Our overnight trip across the shallow Great Bahama bank was quite surreal - we could see the glow of the red and green navigation lights reflecting on the sand two metres (6 feet) below our hull.  We travelled in company with the yacht Meredith, our new Canadian friends Bob, Connie and son Jake.   Another boat had left earlier, planning to anchor out on the bank that night but we were glad we hadn't selected that option, as the waves would have been pretty uncomfortable. 


Our trip had only two scary moments, one when a power yacht was heading straight at us but we managed to hail them on the VHF radio and the other when we spotted some red lights which we couldn't identify on the chart and after worrying about them for a long time, we finally realised that they were actually about 20 miles away, not close at all.

In the early morning as we approached Nassau, we managed to hook three Dorado fish (Mahi Mahi) but only landed two.  It would be great to be eating fresh fish again!

By lunchtime we were calling up Nassau Harbour Control for permission to enter the harbour.   We anchored in a spot close to another OCC (Ocean Cruising Club) boat, Catspaw, and were immediately invited aboard for drinks by Pat and Liz.

Approaching Nassau Harbour Entrance

We'd been pre-warned that the holding in Nassau harbour wasn't very good, with the sea bed being littered with several hundred years' of junk and only a thin covering of sand above the rock below.   This proved true as whilst we were aboard Catspaw, their anchor dragged and we had to depart in a hurry to allow them to find a better spot in which to anchor.     After that fright, we re-anchored with two anchors in series, totalling 100 pounds in weight and finally, on hearing a forecast of 25-30 knots of wind for the next day, found ourselves in a marina next to Meredith again!   


Spot Anju in scenes from Nassau's busy harbour!


At least knowing Anju was safely tucked up in the marina meant we could spend our time sightseeing instead of on anchor watch!    We paid a visit to the swanky Atlantis Resort, where both the rooms and marina berths were just a little out of our price range but where visitors were kindly allowed to visit their very impressive aquarium.   The tank was actually the outside pond shown in the photograph and the marine fish were viewed from an underground walkway inside the building.

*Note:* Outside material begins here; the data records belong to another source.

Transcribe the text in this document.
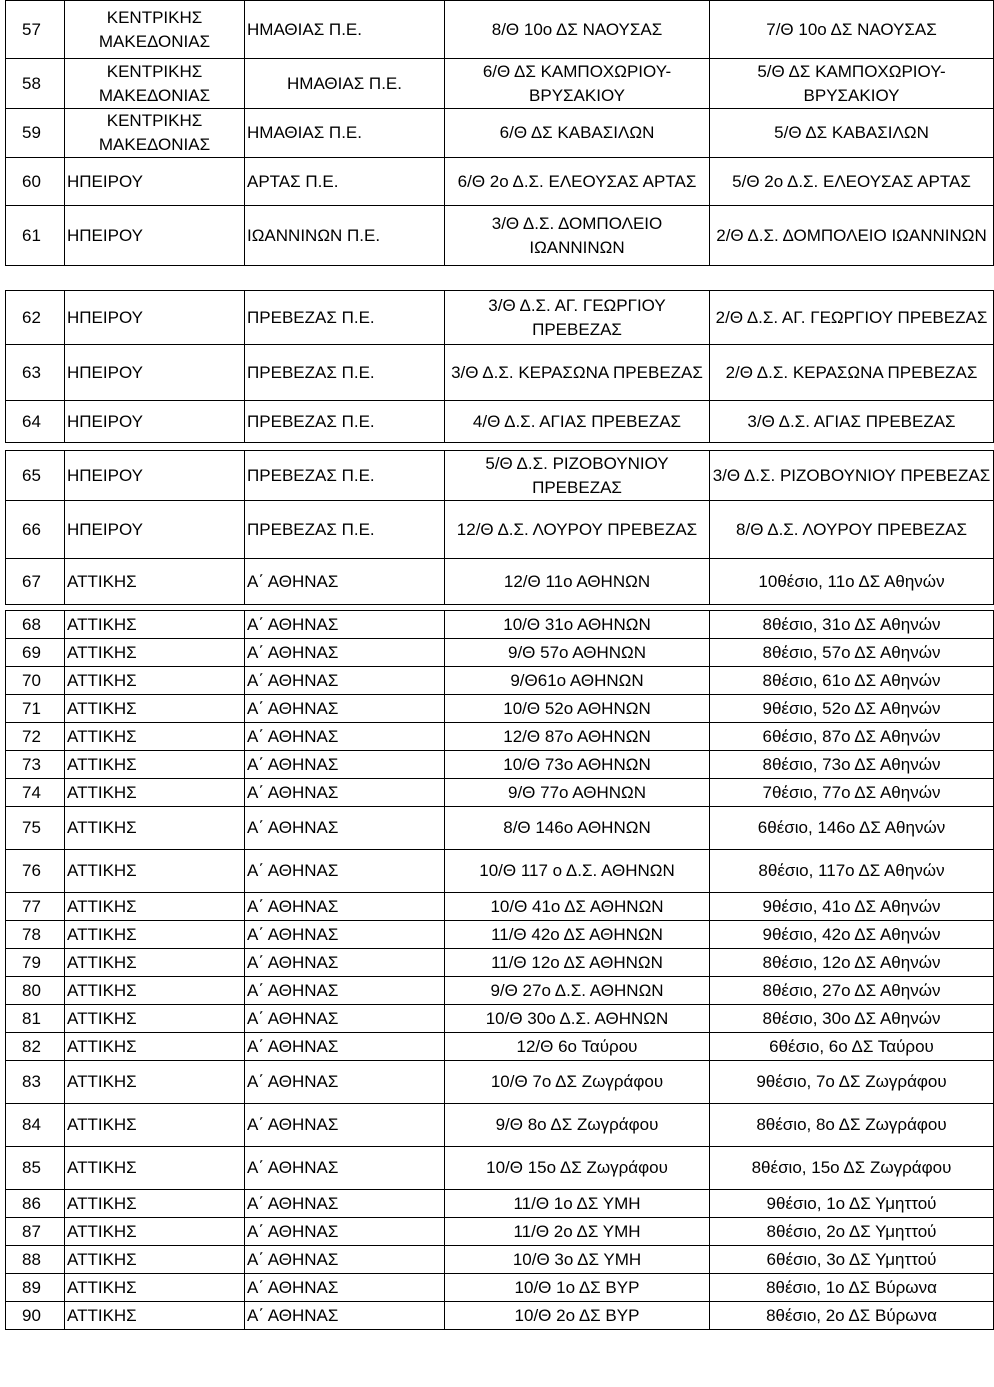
57	ΚΕΝΤΡΙΚΗΣ ΜΑΚΕΔΟΝΙΑΣ	ΗΜΑΘΙΑΣ Π.Ε.	8/Θ 10ο ΔΣ ΝΑΟΥΣΑΣ	7/Θ 10ο ΔΣ ΝΑΟΥΣΑΣ
58	ΚΕΝΤΡΙΚΗΣ ΜΑΚΕΔΟΝΙΑΣ	ΗΜΑΘΙΑΣ Π.Ε.	6/Θ ΔΣ ΚΑΜΠΟΧΩΡΙΟΥ-ΒΡΥΣΑΚΙΟΥ	5/Θ ΔΣ ΚΑΜΠΟΧΩΡΙΟΥ-ΒΡΥΣΑΚΙΟΥ
59	ΚΕΝΤΡΙΚΗΣ ΜΑΚΕΔΟΝΙΑΣ	ΗΜΑΘΙΑΣ Π.Ε.	6/Θ ΔΣ ΚΑΒΑΣΙΛΩΝ	5/Θ ΔΣ ΚΑΒΑΣΙΛΩΝ
60	ΗΠΕΙΡΟΥ	ΑΡΤΑΣ Π.Ε.	6/Θ 2ο Δ.Σ. ΕΛΕΟΥΣΑΣ ΑΡΤΑΣ	5/Θ 2ο Δ.Σ. ΕΛΕΟΥΣΑΣ ΑΡΤΑΣ
61	ΗΠΕΙΡΟΥ	ΙΩΑΝΝΙΝΩΝ Π.Ε.	3/Θ Δ.Σ. ΔΟΜΠΟΛΕΙΟ ΙΩΑΝΝΙΝΩΝ	2/Θ Δ.Σ. ΔΟΜΠΟΛΕΙΟ ΙΩΑΝΝΙΝΩΝ
62	ΗΠΕΙΡΟΥ	ΠΡΕΒΕΖΑΣ Π.Ε.	3/Θ Δ.Σ. ΑΓ. ΓΕΩΡΓΙΟΥ ΠΡΕΒΕΖΑΣ	2/Θ Δ.Σ. ΑΓ. ΓΕΩΡΓΙΟΥ ΠΡΕΒΕΖΑΣ
63	ΗΠΕΙΡΟΥ	ΠΡΕΒΕΖΑΣ Π.Ε.	3/Θ Δ.Σ. ΚΕΡΑΣΩΝΑ ΠΡΕΒΕΖΑΣ	2/Θ Δ.Σ. ΚΕΡΑΣΩΝΑ ΠΡΕΒΕΖΑΣ
64	ΗΠΕΙΡΟΥ	ΠΡΕΒΕΖΑΣ Π.Ε.	4/Θ Δ.Σ. ΑΓΙΑΣ ΠΡΕΒΕΖΑΣ	3/Θ Δ.Σ. ΑΓΙΑΣ ΠΡΕΒΕΖΑΣ
65	ΗΠΕΙΡΟΥ	ΠΡΕΒΕΖΑΣ Π.Ε.	5/Θ Δ.Σ. ΡΙΖΟΒΟΥΝΙΟΥ ΠΡΕΒΕΖΑΣ	3/Θ Δ.Σ. ΡΙΖΟΒΟΥΝΙΟΥ ΠΡΕΒΕΖΑΣ
66	ΗΠΕΙΡΟΥ	ΠΡΕΒΕΖΑΣ Π.Ε.	12/Θ Δ.Σ. ΛΟΥΡΟΥ ΠΡΕΒΕΖΑΣ	8/Θ Δ.Σ. ΛΟΥΡΟΥ ΠΡΕΒΕΖΑΣ
67	ΑΤΤΙΚΗΣ	Α΄ ΑΘΗΝΑΣ	12/Θ 11ο ΑΘΗΝΩΝ	10θέσιο, 11ο ΔΣ Αθηνών
68	ΑΤΤΙΚΗΣ	Α΄ ΑΘΗΝΑΣ	10/Θ 31ο ΑΘΗΝΩΝ	8θέσιο, 31ο ΔΣ Αθηνών
69	ΑΤΤΙΚΗΣ	Α΄ ΑΘΗΝΑΣ	9/Θ 57ο ΑΘΗΝΩΝ	8θέσιο, 57ο ΔΣ Αθηνών
70	ΑΤΤΙΚΗΣ	Α΄ ΑΘΗΝΑΣ	9/Θ61ο ΑΘΗΝΩΝ	8θέσιο, 61ο ΔΣ Αθηνών
71	ΑΤΤΙΚΗΣ	Α΄ ΑΘΗΝΑΣ	10/Θ 52ο ΑΘΗΝΩΝ	9θέσιο, 52ο ΔΣ Αθηνών
72	ΑΤΤΙΚΗΣ	Α΄ ΑΘΗΝΑΣ	12/Θ 87ο ΑΘΗΝΩΝ	6θέσιο, 87ο ΔΣ Αθηνών
73	ΑΤΤΙΚΗΣ	Α΄ ΑΘΗΝΑΣ	10/Θ 73ο ΑΘΗΝΩΝ	8θέσιο, 73ο ΔΣ Αθηνών
74	ΑΤΤΙΚΗΣ	Α΄ ΑΘΗΝΑΣ	9/Θ 77ο ΑΘΗΝΩΝ	7θέσιο, 77ο ΔΣ Αθηνών
75	ΑΤΤΙΚΗΣ	Α΄ ΑΘΗΝΑΣ	8/Θ 146ο ΑΘΗΝΩΝ	6θέσιο, 146ο ΔΣ Αθηνών
76	ΑΤΤΙΚΗΣ	Α΄ ΑΘΗΝΑΣ	10/Θ 117 ο Δ.Σ. ΑΘΗΝΩΝ	8θέσιο, 117ο ΔΣ Αθηνών
77	ΑΤΤΙΚΗΣ	Α΄ ΑΘΗΝΑΣ	10/Θ 41ο ΔΣ ΑΘΗΝΩΝ	9θέσιο, 41ο ΔΣ Αθηνών
78	ΑΤΤΙΚΗΣ	Α΄ ΑΘΗΝΑΣ	11/Θ 42ο ΔΣ ΑΘΗΝΩΝ	9θέσιο, 42ο ΔΣ Αθηνών
79	ΑΤΤΙΚΗΣ	Α΄ ΑΘΗΝΑΣ	11/Θ 12ο ΔΣ ΑΘΗΝΩΝ	8θέσιο, 12ο ΔΣ Αθηνών
80	ΑΤΤΙΚΗΣ	Α΄ ΑΘΗΝΑΣ	9/Θ 27ο Δ.Σ. ΑΘΗΝΩΝ	8θέσιο, 27ο ΔΣ Αθηνών
81	ΑΤΤΙΚΗΣ	Α΄ ΑΘΗΝΑΣ	10/Θ 30ο Δ.Σ. ΑΘΗΝΩΝ	8θέσιο, 30ο ΔΣ Αθηνών
82	ΑΤΤΙΚΗΣ	Α΄ ΑΘΗΝΑΣ	12/Θ 6ο Ταύρου	6θέσιο, 6ο ΔΣ Ταύρου
83	ΑΤΤΙΚΗΣ	Α΄ ΑΘΗΝΑΣ	10/Θ 7ο ΔΣ Ζωγράφου	9θέσιο, 7ο ΔΣ Ζωγράφου
84	ΑΤΤΙΚΗΣ	Α΄ ΑΘΗΝΑΣ	9/Θ 8ο ΔΣ Ζωγράφου	8θέσιο, 8ο ΔΣ Ζωγράφου
85	ΑΤΤΙΚΗΣ	Α΄ ΑΘΗΝΑΣ	10/Θ 15ο ΔΣ Ζωγράφου	8θέσιο, 15ο ΔΣ Ζωγράφου
86	ΑΤΤΙΚΗΣ	Α΄ ΑΘΗΝΑΣ	11/Θ 1ο ΔΣ ΥΜΗ	9θέσιο, 1ο ΔΣ Υμηττού
87	ΑΤΤΙΚΗΣ	Α΄ ΑΘΗΝΑΣ	11/Θ 2ο ΔΣ ΥΜΗ	8θέσιο, 2ο ΔΣ Υμηττού
88	ΑΤΤΙΚΗΣ	Α΄ ΑΘΗΝΑΣ	10/Θ 3ο ΔΣ ΥΜΗ	6θέσιο, 3ο ΔΣ Υμηττού
89	ΑΤΤΙΚΗΣ	Α΄ ΑΘΗΝΑΣ	10/Θ 1ο ΔΣ ΒΥΡ	8θέσιο, 1ο ΔΣ Βύρωνα
90	ΑΤΤΙΚΗΣ	Α΄ ΑΘΗΝΑΣ	10/Θ 2ο ΔΣ ΒΥΡ	8θέσιο, 2ο ΔΣ Βύρωνα
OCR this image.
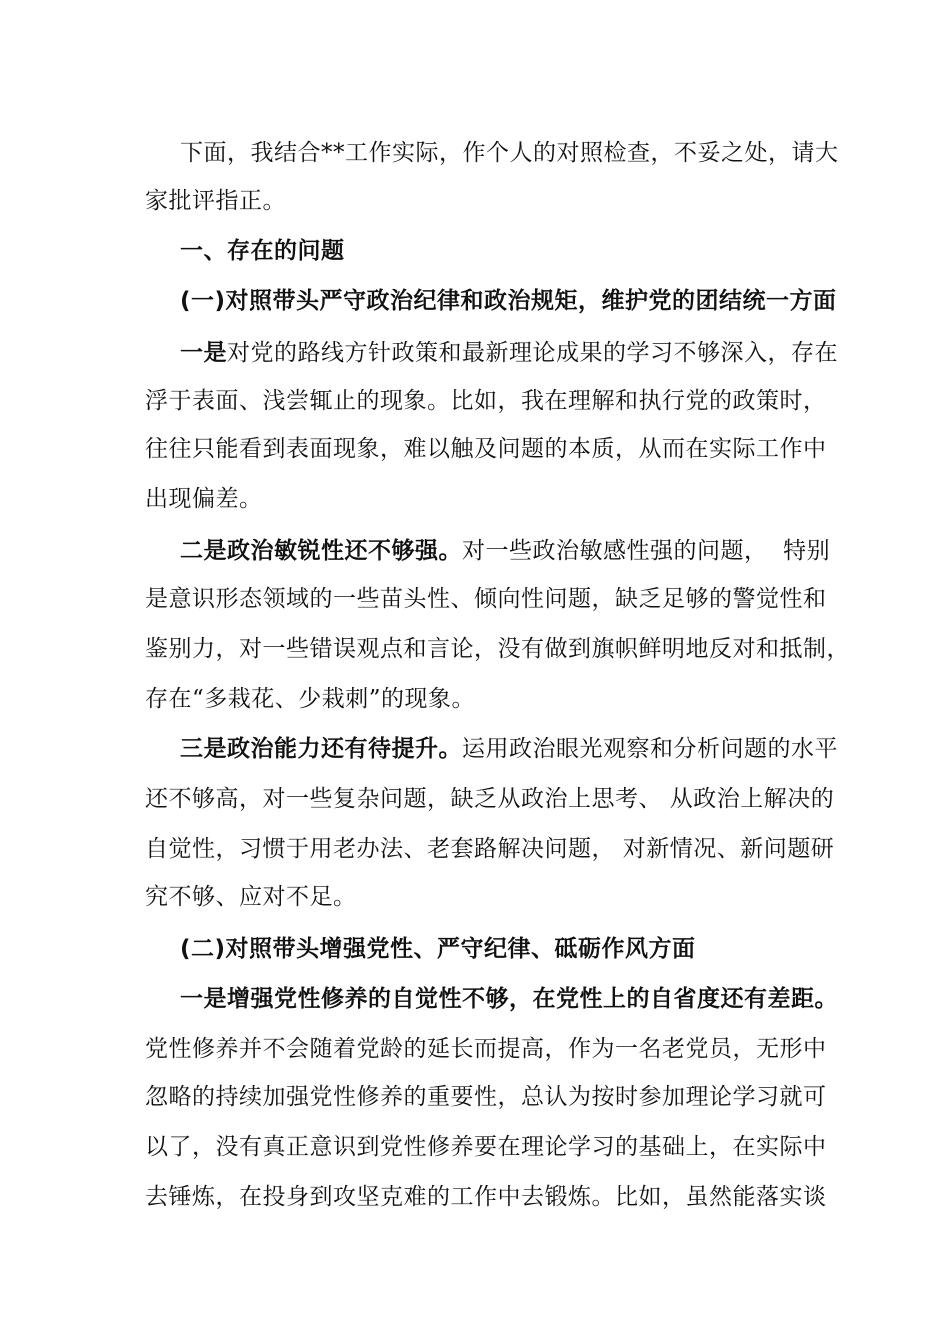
下面，我结合**工作实际，作个人的对照检查，不妥之处，请大
家批评指正。
一、存在的问题
(一)对照带头严守政治纪律和政治规矩，维护党的团结统一方面
一是对党的路线方针政策和最新理论成果的学习不够深入，存在
浮于表面、浅尝辄止的现象。比如，我在理解和执行党的政策时，
往往只能看到表面现象，难以触及问题的本质，从而在实际工作中
出现偏差。
二是政治敏锐性还不够强。对一些政治敏感性强的问题，  特别
是意识形态领域的一些苗头性、倾向性问题，缺乏足够的警觉性和
鉴别力，对一些错误观点和言论，没有做到旗帜鲜明地反对和抵制，
存在“多栽花、少栽刺”的现象。
三是政治能力还有待提升。运用政治眼光观察和分析问题的水平
还不够高，对一些复杂问题，缺乏从政治上思考、 从政治上解决的
自觉性，习惯于用老办法、老套路解决问题， 对新情况、新问题研
究不够、应对不足。
(二)对照带头增强党性、严守纪律、砥砺作风方面
一是增强党性修养的自觉性不够，在党性上的自省度还有差距。
党性修养并不会随着党龄的延长而提高，作为一名老党员，无形中
忽略的持续加强党性修养的重要性，总认为按时参加理论学习就可
以了，没有真正意识到党性修养要在理论学习的基础上，在实际中
去锤炼，在投身到攻坚克难的工作中去锻炼。比如，虽然能落实谈
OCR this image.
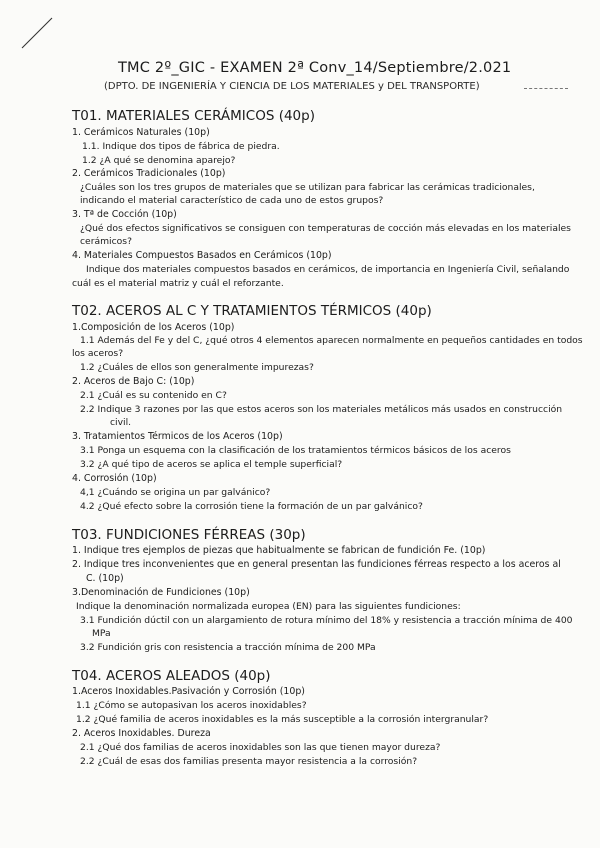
TMC 2º_GIC - EXAMEN 2ª Conv_14/Septiembre/2.021
(DPTO. DE INGENIERÍA Y CIENCIA DE LOS MATERIALES y DEL TRANSPORTE)
T01. MATERIALES CERÁMICOS (40p)
1. Cerámicos Naturales (10p)
1.1. Indique dos tipos de fábrica de piedra.
1.2 ¿A qué se denomina aparejo?
2. Cerámicos Tradicionales (10p)
¿Cuáles son los tres grupos de materiales que se utilizan para fabricar las cerámicas tradicionales,
indicando el material característico de cada uno de estos grupos?
3. Tª de Cocción (10p)
¿Qué dos efectos significativos se consiguen con temperaturas de cocción más elevadas en los materiales
cerámicos?
4. Materiales Compuestos Basados en Cerámicos (10p)
Indique dos materiales compuestos basados en cerámicos, de importancia en Ingeniería Civil, señalando
cuál es el material matriz y cuál el reforzante.
T02. ACEROS AL C Y TRATAMIENTOS TÉRMICOS (40p)
1.Composición de los Aceros (10p)
1.1 Además del Fe y del C, ¿qué otros 4 elementos aparecen normalmente en pequeños cantidades en todos
los aceros?
1.2 ¿Cuáles de ellos son generalmente impurezas?
2. Aceros de Bajo C: (10p)
2.1 ¿Cuál es su contenido en C?
2.2 Indique 3 razones por las que estos aceros son los materiales metálicos más usados en construcción
civil.
3. Tratamientos Térmicos de los Aceros (10p)
3.1 Ponga un esquema con la clasificación de los tratamientos térmicos básicos de los aceros
3.2 ¿A qué tipo de aceros se aplica el temple superficial?
4. Corrosión (10p)
4,1 ¿Cuándo se origina un par galvánico?
4.2 ¿Qué efecto sobre la corrosión tiene la formación de un par galvánico?
T03. FUNDICIONES FÉRREAS (30p)
1. Indique tres ejemplos de piezas que habitualmente se fabrican de fundición Fe. (10p)
2. Indique tres inconvenientes que en general presentan las fundiciones férreas respecto a los aceros al
C. (10p)
3.Denominación de Fundiciones (10p)
Indique la denominación normalizada europea (EN) para las siguientes fundiciones:
3.1 Fundición dúctil con un alargamiento de rotura mínimo del 18% y resistencia a tracción mínima de 400
MPa
3.2 Fundición gris con resistencia a tracción mínima de 200 MPa
T04. ACEROS ALEADOS (40p)
1.Aceros Inoxidables.Pasivación y Corrosión (10p)
1.1 ¿Cómo se autopasivan los aceros inoxidables?
1.2 ¿Qué familia de aceros inoxidables es la más susceptible a la corrosión intergranular?
2. Aceros Inoxidables. Dureza
2.1 ¿Qué dos familias de aceros inoxidables son las que tienen mayor dureza?
2.2 ¿Cuál de esas dos familias presenta mayor resistencia a la corrosión?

Once the cold front had passed by, it was time to head to the Exuma Islands but first we had to somehow get out of our marina berth, which wasn't as easy as it might seem.   First a motorboat which had been moored behind our berth, blocking us in and which was being pinned on the dock by the strong winds, had to be sprung off the dock in a military style operation involving half a dozen people and several long lines on loan from Anju.   Under the watchful eye of Tony the dock master, it all went smoothly, then it was our turn. 


Our departure involved almost as many people and lines because as soon as we backed out of our berth, with our prop kick which always turns the boat to port in reverse (always the wrong way!), the strong wind would pin us onto the dock the motor yacht had just left.   Unfortunately our maneouvre didn't go quite so smoothly, Anju was unscathed but poor Anjulita, our dinghy, which was hanging on the davits behind the boat, caught on a tall wooden post, several of her securing rings were ripped out and the Hyperlon fixing the tubes to the fibreglass hull got slightly torn.   Luckily the damage wasn't serious and the dinghy would still be seaworthy until we could carry out a repair.   If only we'd dropped the dinghy and towed it alongside - hindsight is always 20/20!